Unit 42 Analysis on Multi-Agent Applications in Amazon Bedrock Reveals New Attack Surfaces and Risks of Prompt Injection

Summary: Unit 42 of Palo Alto Networks identifies new risks in the multi-entity collaboration of Amazon Bedrock, including prompt injection and unauthorized access to agent instructions.

Unit 42 of Palo Alto Networks published an analysis that examines Amazon Bedrock’s multi-agent system from a red team perspective. The researchers demonstrate how, under certain conditions, an adversary could progress through a chain of attacks by determining the operational mode (Supervisor or Supervisor with Routing), discovering collaborating agents, and executing malicious actions. These attacks include disclosing instructions and schemas for toolsets, as well as invoking them with inputs provided by the attacker.

No vulnerabilities were identified in Amazon Bedrock; however, tests showed that the integrated protection barriers (Guardrails) of Bedrock stopped the attacks when configured correctly. Nevertheless, these findings reaffirm the need to protect systems that rely on large language models (LLM), as they cannot distinguish between developer-defined instructions and adversarial input.
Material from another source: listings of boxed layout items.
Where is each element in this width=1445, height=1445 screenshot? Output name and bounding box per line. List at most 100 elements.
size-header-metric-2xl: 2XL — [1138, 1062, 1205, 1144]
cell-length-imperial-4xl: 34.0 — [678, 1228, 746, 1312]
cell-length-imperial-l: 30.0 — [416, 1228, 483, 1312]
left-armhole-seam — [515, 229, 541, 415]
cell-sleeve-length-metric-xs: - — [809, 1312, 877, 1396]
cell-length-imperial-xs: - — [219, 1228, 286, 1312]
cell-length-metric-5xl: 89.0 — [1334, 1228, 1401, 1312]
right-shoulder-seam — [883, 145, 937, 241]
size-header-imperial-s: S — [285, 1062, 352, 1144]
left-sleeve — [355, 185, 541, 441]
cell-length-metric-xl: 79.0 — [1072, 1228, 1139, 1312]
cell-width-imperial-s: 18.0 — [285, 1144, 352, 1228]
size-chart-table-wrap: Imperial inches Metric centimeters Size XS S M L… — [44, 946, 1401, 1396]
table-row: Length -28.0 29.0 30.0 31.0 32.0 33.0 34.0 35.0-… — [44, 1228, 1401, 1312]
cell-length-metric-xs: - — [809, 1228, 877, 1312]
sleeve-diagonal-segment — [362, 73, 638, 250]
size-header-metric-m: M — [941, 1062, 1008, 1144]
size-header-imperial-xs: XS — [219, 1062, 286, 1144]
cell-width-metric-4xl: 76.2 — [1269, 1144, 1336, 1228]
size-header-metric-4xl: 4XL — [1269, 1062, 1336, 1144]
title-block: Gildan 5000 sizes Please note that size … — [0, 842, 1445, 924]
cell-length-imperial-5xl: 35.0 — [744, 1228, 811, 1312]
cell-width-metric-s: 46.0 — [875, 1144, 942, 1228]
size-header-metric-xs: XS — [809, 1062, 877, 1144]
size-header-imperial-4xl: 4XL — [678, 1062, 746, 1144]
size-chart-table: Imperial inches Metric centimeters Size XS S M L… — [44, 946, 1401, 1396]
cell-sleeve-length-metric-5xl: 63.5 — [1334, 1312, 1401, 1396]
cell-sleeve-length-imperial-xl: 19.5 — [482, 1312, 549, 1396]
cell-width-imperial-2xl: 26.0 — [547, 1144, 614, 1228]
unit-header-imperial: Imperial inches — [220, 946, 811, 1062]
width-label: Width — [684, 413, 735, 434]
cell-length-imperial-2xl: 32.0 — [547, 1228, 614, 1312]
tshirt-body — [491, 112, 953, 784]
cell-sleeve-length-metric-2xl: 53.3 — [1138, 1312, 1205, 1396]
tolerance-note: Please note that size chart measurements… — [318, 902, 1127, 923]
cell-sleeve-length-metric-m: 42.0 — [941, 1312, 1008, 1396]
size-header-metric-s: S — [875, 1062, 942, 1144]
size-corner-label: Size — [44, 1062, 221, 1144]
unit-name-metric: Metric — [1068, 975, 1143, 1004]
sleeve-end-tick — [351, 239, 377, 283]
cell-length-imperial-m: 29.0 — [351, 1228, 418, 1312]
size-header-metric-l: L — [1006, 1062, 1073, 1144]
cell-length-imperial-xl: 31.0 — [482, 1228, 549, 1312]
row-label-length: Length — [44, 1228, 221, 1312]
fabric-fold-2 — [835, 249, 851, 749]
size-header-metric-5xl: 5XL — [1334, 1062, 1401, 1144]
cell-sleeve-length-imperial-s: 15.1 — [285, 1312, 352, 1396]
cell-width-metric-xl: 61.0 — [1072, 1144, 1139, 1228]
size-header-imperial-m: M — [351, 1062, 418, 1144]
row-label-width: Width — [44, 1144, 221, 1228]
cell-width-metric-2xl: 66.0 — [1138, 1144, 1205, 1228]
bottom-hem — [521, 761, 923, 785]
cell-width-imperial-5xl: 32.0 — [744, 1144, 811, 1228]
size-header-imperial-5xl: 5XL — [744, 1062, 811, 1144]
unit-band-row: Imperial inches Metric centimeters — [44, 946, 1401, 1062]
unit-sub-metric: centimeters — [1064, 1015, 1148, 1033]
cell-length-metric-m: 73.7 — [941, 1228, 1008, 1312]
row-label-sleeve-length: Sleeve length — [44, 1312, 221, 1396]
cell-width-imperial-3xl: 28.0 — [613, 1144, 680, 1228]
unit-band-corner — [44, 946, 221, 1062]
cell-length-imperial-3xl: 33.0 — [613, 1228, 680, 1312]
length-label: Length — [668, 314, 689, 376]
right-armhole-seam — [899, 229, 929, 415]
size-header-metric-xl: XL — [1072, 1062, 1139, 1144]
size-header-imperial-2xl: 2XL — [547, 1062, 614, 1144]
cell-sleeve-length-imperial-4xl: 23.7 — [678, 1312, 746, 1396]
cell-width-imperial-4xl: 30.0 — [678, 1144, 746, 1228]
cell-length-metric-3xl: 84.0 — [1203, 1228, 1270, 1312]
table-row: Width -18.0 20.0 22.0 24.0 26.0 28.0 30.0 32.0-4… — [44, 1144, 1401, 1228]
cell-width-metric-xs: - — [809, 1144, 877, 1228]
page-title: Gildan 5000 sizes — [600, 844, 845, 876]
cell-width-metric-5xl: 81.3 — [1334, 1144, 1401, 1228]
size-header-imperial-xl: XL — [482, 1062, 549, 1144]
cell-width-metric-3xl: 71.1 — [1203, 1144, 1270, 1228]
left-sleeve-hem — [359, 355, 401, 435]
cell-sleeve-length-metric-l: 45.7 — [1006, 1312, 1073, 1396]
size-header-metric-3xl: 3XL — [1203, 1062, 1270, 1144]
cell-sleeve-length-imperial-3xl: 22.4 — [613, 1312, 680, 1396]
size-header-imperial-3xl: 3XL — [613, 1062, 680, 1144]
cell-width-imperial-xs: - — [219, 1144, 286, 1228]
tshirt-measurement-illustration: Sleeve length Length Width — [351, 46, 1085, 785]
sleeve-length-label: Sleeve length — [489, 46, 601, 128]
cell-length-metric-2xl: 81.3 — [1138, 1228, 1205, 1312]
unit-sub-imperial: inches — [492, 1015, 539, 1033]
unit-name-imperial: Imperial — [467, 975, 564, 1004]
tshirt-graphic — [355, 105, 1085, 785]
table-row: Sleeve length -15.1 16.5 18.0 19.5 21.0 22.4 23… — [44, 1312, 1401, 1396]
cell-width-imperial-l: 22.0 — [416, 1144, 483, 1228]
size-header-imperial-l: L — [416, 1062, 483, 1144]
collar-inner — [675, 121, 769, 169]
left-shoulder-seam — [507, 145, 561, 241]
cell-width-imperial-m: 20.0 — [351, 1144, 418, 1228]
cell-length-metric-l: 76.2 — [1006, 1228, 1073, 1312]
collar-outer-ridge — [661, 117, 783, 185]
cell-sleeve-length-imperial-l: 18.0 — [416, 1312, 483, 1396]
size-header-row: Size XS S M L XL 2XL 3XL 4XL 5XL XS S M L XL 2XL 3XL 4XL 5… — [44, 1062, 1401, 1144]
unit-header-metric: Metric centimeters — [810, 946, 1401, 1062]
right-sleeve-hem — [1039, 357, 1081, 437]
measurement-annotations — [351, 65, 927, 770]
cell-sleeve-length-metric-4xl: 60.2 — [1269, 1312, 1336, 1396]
The researchers tested with their own Bedrock agents, limiting themselves to agent logic and application integrations.

Key facts

  • Unit 42 identified risks of prompt injection and unauthorized access in Amazon Bedrock’s multi-entity systems.
  • The researchers demonstrated attacks that allow the disclosure of instructions and toolset schemas to attackers.
  • Amazon Bedrock has no detected vulnerabilities, but its correct configuration of protection barriers stopped the attacks.

Why it matters

These findings are significant for companies using multi-entity AI-based systems, as they identify new vulnerability points and underscore the need for additional security measures.